O que fazer na área central de Manhattan

No dia de nossa viagem a Nova York, fizemos um roteiro pela região de Midtown.

O circuito excluía museus, já que concentramos todos os museus e atrações pagas como o Empire State e o Top of the Rock nos últimos dias, utilizando o New York City Pass, que deve ser utilizado em 9 dias consecutivos. E também evitamos entrar em museus se o dia está ensolarado. Museus são melhores em dias nublados ou de chuva. A região de Midtown reúne vários programas imperdíveis e rende divertidas fotografias. Confira dicas e fotos dessa parte central de Manhattan, você estará no centro de Nova York e se bobear, no centro do mundo.

A colorida e pulsante Times Square, rende fotos divertidas e emocionantes

A região de Midtown, ou também conhecida como Theater District, Lower Midtown e Upper Midtown, vai da 39th Street até a 59th Street, onde começa o Central Park. Essa é provavelmente a região mais movimentada de Nova York e onde você irá encontrar a maior parte das atrações turísticas da cidade. Pela quantidade de atrações, provavelmente você vai precisar de 1, 2 ou até 3 dias para conhecer tudo.

No nosso primeiro dia, já começamos pela região de Midtown. E no segundo dia, ainda tínhamos muito o que ver por lá.

Veja um mapa de nosso roteiro pelas principais atrações de Midtown, mas excluindo os museus e demais atrações pagas da região.


Exibir mapa ampliado

A – Grand Central Terminal
B – New York Public Library
C – Bryant Park
D – Times Square
E – Rockefeller Center
F – St. Patrick’s Cathedral
G – 5th Avenue 

A Fifth Avenue é a base para explorar a região, quase todas as principais atrações estão próximas a ela

EXT. BRYANT PARK – DIA

Nosso segundo dia começou por volta das 9h30. Nosso primeiro destino foi o Bryant Park, que havíamos visitado no dia anterior, mas com tempo nublado e chuva. No dia anterior também tínhamos visitado o Grand Central Terminal e a New York Public Library, programas imperdíveis na região. No final dessa postagem você encontra os links para esses posts.
Quando chegamos, ficamos ainda mais encantados com o parque do que no dia anterior. Além do belo gramado, das árvores e das flores, um grupo fazia ginástica ao som de um rapaz tocando tambor, numa energia super legal.

Pensei comigo mesmo: esse povo sabe se divertir. E por um rápido momento pensei que aquela cidade seria muito gostosa de se viver, com esses recantos deliciosos. 

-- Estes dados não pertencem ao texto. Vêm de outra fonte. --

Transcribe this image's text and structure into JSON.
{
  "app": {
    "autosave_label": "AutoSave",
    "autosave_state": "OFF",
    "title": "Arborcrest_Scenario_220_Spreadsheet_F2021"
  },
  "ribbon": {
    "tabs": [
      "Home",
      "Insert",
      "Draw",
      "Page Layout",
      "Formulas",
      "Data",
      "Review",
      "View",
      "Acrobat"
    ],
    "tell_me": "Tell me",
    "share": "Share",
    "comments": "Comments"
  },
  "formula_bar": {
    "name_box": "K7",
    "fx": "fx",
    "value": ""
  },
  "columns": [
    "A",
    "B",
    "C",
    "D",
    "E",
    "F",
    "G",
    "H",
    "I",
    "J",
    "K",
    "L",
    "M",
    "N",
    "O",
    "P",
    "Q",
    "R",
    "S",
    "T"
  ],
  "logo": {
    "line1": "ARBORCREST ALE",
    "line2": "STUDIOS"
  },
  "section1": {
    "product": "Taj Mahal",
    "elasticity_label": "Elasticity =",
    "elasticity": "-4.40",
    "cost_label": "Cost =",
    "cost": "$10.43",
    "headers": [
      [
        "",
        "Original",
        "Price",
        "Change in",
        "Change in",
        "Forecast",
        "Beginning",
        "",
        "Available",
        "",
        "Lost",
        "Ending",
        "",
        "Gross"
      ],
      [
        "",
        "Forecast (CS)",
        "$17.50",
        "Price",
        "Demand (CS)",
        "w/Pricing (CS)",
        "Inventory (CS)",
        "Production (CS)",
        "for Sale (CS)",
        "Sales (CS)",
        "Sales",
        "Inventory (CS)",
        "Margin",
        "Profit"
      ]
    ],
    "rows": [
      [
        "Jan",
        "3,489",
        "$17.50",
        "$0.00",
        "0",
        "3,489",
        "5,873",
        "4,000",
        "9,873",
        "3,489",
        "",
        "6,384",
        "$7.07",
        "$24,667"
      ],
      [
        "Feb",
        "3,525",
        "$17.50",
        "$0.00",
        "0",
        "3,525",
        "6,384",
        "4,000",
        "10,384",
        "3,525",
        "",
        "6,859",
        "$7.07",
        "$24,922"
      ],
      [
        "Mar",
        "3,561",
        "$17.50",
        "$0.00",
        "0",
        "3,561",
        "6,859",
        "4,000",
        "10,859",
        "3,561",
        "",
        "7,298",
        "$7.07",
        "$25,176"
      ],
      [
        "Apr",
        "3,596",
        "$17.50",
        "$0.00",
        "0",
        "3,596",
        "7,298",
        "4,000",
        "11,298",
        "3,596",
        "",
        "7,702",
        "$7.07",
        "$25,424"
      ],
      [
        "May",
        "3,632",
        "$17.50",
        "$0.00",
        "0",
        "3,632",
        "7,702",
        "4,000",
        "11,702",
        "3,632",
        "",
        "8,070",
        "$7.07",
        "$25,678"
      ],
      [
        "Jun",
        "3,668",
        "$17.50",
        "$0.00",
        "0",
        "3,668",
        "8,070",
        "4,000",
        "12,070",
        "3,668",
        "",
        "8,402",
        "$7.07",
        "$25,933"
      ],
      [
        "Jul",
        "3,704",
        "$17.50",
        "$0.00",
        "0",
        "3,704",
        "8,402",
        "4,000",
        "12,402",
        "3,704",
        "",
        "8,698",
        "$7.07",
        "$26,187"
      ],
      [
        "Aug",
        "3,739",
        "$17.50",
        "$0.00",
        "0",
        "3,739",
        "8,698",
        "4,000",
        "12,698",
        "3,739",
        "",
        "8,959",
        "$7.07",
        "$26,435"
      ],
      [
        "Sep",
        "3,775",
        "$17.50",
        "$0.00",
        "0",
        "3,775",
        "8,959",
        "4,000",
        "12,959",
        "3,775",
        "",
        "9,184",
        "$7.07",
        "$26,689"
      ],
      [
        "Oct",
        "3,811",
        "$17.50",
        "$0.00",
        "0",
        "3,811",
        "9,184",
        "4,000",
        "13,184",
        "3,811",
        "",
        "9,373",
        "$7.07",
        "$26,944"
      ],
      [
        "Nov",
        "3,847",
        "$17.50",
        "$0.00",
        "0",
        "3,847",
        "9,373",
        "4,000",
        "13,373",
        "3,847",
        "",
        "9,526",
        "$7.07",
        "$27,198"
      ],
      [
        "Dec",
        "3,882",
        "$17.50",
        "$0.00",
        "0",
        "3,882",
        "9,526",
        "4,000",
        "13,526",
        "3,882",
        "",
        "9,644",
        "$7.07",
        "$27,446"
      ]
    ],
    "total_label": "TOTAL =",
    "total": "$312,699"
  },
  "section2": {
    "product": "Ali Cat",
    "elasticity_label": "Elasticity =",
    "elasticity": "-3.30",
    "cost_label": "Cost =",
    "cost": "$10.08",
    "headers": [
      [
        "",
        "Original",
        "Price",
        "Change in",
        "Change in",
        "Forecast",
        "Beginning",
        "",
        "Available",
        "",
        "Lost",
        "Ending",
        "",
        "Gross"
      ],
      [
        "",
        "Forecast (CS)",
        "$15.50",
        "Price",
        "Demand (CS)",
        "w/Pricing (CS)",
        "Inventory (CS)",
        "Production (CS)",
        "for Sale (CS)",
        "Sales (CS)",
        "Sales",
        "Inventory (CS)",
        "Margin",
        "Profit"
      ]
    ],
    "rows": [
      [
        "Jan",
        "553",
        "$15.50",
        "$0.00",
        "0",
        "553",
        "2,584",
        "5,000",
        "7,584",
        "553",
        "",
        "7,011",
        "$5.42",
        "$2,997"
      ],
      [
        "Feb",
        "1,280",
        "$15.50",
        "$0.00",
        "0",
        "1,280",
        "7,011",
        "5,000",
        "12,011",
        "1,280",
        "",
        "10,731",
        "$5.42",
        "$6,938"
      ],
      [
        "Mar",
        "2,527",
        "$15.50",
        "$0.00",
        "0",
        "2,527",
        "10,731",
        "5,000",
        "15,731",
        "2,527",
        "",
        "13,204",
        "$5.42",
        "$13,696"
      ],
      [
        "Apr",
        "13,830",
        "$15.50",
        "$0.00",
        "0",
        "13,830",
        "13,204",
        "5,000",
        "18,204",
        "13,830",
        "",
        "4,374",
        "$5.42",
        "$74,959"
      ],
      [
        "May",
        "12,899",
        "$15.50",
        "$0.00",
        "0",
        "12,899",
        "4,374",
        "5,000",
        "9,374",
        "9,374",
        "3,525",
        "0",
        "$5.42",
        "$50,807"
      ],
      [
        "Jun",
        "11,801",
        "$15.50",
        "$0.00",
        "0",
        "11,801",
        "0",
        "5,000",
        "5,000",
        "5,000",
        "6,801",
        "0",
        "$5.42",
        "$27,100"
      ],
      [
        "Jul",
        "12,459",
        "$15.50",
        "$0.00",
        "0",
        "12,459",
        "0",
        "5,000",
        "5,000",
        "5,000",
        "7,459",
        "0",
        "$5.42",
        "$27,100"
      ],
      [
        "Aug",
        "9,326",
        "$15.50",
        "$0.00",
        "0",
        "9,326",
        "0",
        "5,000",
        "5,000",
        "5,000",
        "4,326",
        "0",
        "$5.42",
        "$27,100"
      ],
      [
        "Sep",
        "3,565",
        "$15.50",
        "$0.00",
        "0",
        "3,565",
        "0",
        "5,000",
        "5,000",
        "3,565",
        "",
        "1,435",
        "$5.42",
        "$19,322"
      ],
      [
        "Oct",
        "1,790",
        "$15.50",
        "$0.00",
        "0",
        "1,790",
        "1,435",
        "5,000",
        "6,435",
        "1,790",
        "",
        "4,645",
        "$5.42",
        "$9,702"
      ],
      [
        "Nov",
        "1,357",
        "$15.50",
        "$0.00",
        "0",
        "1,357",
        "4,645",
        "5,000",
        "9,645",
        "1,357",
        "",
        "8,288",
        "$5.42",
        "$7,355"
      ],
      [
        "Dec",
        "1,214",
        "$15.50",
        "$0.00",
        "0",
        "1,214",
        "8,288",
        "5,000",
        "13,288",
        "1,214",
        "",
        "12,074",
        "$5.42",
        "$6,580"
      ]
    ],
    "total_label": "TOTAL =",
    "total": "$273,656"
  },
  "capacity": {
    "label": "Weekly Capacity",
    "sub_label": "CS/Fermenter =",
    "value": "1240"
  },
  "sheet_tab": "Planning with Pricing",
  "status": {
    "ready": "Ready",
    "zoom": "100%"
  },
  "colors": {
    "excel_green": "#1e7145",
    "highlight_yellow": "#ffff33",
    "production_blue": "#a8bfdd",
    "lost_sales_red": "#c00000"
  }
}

Atividades ao ar livre no verão de Nova York

No trajeto em Midtown, principalmente na altura da 42nd Street, não deixe de olhar para as alturas (aliás, cada prédio é uma atração em particular) para conferir o Chrysler Building, um prédio que é o símbolo de Nova York. 

A torre de aço inoxidável, assim como o todo o prédio, tem inspirações automotivas, já que seu idealizador foi Walter P. Chrysler, dono de uma corporação ligada a automóveis. Tanto que o prédio é ornado com tampas de radiador, volantes e automóveis estilizados.

EXT. TIMES SQUARE – DIA

O próximo ponto foi a vibrante Times Square. Ela estava um pouco mais vazia do que de noite, mas muito movimento, muitas pessoas com roupas de personagens de desenho ou super-heróis, muita gente tentando tirar fotos (a gente sempre tenta pegar um lugar novo para tirar as fotografias, mas alguns segundos depois já estamos sendo imitados por todos) e muitas luzes.

É uma tarefa ingrata, mas não chega a ser impossível, conseguir tirar uma foto na Times Square sem muita gente em volta. O fluxo de pessoas é grande, portanto é preciso um pouco de paciência, mas vale a pena. Você não vai querer que seu registro desse local tenha uma pessoa estranha do seu lado, vai?

Se estiver difícil tirar fotos na Times Square, mude o ângulo. De baixo para cima rende fotos interessantes
e mostra a grandiosidade dos prédios e o lugar
Visual da Times Square do alto da escadaria vermelha, com a estátua de George M. Cohan

Vimos a bola de luzes que é baixada na véspera de ano novo e sentamos na arquibancada criada para o público sentar e admirar a Times Square. A escadaria também funciona como um mirante para a Times Square, ótimo para tirar fotos do local.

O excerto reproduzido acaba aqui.